The data points from this study suggested the typical “S” curve for saturation of any population. The clinical meaning of this curve follows from the association between alpha increases above baselines and large reductions in anxiety for high anxiety alpha feedback trainees. If alpha training is done according to the patented methodology of MindCenter Corporation, we can now look at just the total alpha training time and predict, approximately, the success rate in treating problems of stress and anxiety.

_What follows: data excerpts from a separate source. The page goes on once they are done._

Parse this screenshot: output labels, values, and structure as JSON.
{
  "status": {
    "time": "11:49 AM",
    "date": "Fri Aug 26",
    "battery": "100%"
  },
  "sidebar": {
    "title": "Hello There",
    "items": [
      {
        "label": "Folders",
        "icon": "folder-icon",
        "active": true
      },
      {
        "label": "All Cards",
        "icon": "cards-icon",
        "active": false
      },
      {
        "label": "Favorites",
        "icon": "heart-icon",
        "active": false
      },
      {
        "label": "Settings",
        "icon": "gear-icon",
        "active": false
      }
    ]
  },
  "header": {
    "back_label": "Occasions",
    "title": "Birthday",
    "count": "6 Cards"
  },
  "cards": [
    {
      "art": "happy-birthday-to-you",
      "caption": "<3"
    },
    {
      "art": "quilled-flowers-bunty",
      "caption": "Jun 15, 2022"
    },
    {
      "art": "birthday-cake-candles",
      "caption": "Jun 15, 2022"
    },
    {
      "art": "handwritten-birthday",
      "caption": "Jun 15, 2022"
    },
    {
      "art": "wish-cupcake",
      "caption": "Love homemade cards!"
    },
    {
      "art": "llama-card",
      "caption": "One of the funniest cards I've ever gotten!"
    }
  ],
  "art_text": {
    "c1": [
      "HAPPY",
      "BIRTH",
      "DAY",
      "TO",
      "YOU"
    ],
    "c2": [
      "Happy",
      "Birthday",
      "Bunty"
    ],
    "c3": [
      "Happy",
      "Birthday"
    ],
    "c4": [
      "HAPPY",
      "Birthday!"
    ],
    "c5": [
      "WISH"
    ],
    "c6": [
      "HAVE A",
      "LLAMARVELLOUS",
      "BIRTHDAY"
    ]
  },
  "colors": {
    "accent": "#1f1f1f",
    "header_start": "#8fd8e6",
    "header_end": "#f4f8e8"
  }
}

Any successful non-drug therapy for stress and anxiety will have broad applications. What is so impressive about the alpha/anxiety results is that alpha increases reduce BOTH state anxiety and trait anxiety, state anxiety is short term and situation dependent, whereas trait anxiety is long term and related to core personality structure. Conventional wisdom holds that personality traits like anxiety are stable over the adult life span. We now know differently. Indeed, EEG studies of multiple personality people show that when a new personality “clicks in”, there are massive and profound changes in the EEG. We now know part of the code: increase alpha to decrease anxiety. We found that alpha changes are significantly related to trait anxiety changes, whereas frontal electromyogram (EMO) activity and respiration rate are not. Therefore, EEG alpha feedback will be a more effective anxiety therapy than either breathing or EMG feedback.